Energie-Frieden mit
der Industrie gesucht

Strompreis Thinktank Agora und Roland Berger fordern dauerhafte Ausnahmen für Unternehmen

Verbraucher sollen aus Steuermitteln entlastet werden

BERLIN taz | Bisher ist das Verhältnis von Energiewende-Befürwortern und energieintensiver Industrie eher von gegenseitigen Vorwürfen geprägt: Unternehmensverbände warnen regelmäßig, die mit der Energiewende verbundenen Kostensteigerungen trieben die Industrie aus dem Land. Umweltverbände kritisieren hingegen, dass die zunehmenden Ausnahmen für die Industrie den Strom für die übrigen Verbraucher teurer machten und damit die Akzeptanz der Energiewende gefährdeten.

Der Thinktank Agora Energiewende hat sich nun zusammen mit der Unternehmensberatung Roland Berger vorgenommen, diesen Gegensatz aufzubrechen. Am Mittwoch stellten sie eine gemeinsam verfasste „Charta für eine Energiewende-Industriepolitik“ vor, die einen Impuls für eine Vereinbarung zwischen Politik und Industrie sein soll. Im Mittelpunkt steht mehr Investitionssicherheit für die Industrie.

Einerseits soll sich die Politik parteiübergreifend dazu verpflichten, die beschlossenen Klimaziele nicht mehr infrage zu stellen. Das sei unerlässlich für Unternehmen, die in Effizienz und klimafreundliche Technologien investieren wollen. „Das passiert nicht, wenn unklar ist, ob die Ziele ernst gemeint sind“, sagte Agora-Präsident Patrick Graichen.
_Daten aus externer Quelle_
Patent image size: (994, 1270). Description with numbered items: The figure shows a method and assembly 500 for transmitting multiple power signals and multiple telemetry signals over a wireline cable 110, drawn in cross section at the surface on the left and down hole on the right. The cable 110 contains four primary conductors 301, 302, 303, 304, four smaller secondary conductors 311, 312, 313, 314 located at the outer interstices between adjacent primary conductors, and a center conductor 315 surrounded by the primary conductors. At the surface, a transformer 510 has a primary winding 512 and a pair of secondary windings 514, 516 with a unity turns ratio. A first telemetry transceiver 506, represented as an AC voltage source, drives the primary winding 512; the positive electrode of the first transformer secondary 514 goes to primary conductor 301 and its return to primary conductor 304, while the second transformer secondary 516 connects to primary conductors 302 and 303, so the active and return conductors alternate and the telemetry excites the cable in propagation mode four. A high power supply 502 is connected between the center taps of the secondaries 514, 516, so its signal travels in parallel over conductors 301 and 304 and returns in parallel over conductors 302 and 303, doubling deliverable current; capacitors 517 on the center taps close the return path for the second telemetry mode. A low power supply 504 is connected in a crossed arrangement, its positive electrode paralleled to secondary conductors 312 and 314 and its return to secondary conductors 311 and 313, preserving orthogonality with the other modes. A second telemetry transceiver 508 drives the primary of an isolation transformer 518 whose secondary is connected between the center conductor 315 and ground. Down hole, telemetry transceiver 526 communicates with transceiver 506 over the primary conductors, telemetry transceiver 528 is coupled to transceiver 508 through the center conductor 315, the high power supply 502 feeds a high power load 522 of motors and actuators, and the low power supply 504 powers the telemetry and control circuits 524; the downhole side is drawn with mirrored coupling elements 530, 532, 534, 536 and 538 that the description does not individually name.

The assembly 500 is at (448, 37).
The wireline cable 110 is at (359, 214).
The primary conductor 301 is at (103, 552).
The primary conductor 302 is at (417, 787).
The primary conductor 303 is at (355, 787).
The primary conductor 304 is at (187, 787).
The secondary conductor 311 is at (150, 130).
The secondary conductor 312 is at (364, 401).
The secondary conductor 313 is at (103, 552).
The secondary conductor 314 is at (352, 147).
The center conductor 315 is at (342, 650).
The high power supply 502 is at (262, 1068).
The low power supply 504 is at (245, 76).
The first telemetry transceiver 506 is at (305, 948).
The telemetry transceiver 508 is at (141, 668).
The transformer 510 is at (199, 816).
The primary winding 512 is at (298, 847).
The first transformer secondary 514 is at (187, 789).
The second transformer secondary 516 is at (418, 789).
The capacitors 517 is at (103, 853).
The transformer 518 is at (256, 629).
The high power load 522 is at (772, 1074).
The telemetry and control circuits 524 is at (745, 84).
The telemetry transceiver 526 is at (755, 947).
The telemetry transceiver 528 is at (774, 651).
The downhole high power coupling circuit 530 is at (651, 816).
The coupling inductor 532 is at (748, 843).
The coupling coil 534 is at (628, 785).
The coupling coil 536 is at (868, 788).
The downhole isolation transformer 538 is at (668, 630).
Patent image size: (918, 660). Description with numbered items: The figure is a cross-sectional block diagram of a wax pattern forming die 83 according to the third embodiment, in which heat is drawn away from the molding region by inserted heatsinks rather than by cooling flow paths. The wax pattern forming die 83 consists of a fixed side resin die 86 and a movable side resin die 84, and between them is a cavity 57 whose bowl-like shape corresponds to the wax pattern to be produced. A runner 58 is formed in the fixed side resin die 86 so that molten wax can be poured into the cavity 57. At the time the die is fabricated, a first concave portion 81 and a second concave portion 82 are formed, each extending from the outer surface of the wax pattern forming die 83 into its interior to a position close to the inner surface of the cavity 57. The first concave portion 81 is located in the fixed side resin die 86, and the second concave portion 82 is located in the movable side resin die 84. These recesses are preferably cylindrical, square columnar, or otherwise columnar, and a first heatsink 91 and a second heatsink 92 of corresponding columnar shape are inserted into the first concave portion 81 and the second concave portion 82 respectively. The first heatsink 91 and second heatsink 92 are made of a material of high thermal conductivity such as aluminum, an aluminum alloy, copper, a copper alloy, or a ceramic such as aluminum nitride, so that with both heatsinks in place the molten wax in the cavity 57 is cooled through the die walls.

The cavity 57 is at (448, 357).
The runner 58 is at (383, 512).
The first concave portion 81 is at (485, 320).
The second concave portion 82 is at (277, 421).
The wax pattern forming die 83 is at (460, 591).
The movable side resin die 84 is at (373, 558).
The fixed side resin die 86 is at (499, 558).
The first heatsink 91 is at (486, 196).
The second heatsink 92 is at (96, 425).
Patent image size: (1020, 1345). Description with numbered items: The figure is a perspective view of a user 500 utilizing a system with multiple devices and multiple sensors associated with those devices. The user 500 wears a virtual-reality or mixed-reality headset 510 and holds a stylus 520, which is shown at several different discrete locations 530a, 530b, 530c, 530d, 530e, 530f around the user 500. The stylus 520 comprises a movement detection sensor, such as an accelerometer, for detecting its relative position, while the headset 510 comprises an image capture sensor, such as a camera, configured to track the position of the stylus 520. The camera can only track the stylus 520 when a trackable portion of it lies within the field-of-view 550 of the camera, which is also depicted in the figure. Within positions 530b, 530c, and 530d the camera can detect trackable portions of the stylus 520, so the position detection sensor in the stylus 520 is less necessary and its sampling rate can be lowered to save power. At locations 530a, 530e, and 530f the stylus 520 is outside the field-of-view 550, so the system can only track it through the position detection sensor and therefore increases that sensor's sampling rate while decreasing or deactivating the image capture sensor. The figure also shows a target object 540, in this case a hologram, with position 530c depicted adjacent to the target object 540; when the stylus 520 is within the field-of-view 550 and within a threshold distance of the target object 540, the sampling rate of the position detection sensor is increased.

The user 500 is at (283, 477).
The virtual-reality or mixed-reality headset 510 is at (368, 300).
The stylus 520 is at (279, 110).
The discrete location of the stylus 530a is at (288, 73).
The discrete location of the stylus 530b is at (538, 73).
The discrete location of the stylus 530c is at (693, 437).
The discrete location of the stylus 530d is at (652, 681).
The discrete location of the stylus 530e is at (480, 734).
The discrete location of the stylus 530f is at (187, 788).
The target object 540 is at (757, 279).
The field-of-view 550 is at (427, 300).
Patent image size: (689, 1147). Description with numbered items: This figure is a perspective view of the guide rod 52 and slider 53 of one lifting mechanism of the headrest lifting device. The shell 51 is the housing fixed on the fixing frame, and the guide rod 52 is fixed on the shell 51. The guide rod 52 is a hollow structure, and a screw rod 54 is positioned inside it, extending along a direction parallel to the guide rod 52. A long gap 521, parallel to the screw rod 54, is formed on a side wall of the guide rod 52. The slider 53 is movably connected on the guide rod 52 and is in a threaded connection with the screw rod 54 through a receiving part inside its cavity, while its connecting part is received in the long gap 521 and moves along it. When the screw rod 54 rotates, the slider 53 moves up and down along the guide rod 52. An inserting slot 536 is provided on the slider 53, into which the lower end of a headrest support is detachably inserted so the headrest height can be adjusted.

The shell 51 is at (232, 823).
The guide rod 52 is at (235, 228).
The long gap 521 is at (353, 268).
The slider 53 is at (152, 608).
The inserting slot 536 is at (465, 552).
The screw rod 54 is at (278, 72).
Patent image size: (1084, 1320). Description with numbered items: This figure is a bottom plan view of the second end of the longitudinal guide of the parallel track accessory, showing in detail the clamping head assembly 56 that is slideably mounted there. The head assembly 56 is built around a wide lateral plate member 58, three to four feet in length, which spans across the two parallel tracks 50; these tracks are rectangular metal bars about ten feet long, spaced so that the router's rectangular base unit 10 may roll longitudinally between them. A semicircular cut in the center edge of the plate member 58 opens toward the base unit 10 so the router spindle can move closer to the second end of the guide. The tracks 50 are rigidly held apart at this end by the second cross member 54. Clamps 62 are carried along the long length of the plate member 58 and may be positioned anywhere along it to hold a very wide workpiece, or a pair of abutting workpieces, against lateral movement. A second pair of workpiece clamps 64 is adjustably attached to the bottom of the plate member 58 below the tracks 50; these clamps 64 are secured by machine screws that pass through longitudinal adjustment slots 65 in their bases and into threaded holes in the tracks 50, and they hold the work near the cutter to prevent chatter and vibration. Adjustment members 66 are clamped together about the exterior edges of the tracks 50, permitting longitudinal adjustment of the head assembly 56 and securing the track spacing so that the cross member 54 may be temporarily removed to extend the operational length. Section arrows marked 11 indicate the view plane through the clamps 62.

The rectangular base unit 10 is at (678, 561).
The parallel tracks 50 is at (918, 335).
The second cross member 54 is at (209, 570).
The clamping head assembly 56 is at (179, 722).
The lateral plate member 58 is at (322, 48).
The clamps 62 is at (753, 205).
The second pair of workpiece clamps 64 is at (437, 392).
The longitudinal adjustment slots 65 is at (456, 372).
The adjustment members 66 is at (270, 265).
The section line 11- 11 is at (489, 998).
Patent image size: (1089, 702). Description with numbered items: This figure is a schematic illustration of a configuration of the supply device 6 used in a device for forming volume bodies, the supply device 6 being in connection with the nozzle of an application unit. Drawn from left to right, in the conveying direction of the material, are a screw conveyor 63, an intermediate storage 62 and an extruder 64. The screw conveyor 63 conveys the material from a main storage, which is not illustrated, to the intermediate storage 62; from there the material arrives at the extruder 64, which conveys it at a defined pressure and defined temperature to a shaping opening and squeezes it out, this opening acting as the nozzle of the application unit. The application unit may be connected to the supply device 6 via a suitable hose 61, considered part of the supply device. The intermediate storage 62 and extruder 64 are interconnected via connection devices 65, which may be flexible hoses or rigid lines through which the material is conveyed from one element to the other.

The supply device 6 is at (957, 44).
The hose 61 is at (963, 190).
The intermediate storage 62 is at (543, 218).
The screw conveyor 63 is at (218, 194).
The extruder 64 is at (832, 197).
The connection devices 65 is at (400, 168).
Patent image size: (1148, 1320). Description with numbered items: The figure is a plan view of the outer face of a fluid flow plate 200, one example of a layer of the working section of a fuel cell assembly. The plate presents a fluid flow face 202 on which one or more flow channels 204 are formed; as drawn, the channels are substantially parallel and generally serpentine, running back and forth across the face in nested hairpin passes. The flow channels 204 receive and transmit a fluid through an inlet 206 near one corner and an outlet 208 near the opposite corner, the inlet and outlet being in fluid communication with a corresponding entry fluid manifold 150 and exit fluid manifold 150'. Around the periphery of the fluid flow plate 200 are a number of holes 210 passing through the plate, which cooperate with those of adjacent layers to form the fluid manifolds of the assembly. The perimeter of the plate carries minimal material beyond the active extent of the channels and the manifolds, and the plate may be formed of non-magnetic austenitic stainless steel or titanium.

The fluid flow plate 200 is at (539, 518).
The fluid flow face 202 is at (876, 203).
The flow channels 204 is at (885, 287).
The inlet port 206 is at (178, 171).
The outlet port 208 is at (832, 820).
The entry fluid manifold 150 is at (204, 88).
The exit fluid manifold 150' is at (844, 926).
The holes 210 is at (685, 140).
Zum anderen machen Agora und Roland Berger einen Vorschlag, der bei der energieintensiven Industrie gut ankommen dürfte: Ihre günstigen Strompreise durch Ausnahmen etwa bei Ökostrom-Umlage und Netzentgelten sollen dauerhaft garantiert werden. Für Investitionen seien „dauerhaft wettbewerbsfähige Rahmenbedingungen“ eine Voraussetzung, sagte Stefan Schauble, Deutschland-Chef bei Roland Berger. Vorgeschlagen wird ein internationaler Vergleichswert, den die Energiekosten in Deutschland nicht überschreiten dürfen.

Während Kanzleramtsminister Peter Altmaier (CDU) die dauerhaft garantierten Industrie-Ausnahmen am Mittwoch als „sehr klugen Vorschlag“ bezeichnete, kam von Julia Verlinden (Grüne) Kritik. Es sei nicht akzeptabel, „die Abgabenlast für die Industrie bei hohen Energiekosten zu senken, aber nicht bei niedrigen Energiekosten den Beitrag der Industrie im Gegenzug zu erhöhen“, erklärte sie. Das würde zu einer zusätzlichen Belastung der Bürger führen.

Um dies abzumildern, schlagen die Autoren der „Charta“ vor, einen Teil der Energiewendekosten künftig nicht über Strompreis-Umlagen zu finanzieren, sondern aus Steuermitteln. Dieser Teil dürfte allerdings auf Widerstand stoßen – das zeigte die Reaktion von Altmaier auf diesen Vorschlag: Eine Senkung des Strompreises durch Steuerzuschüsse lasse sich „nicht seriös darstellen“, sagte er.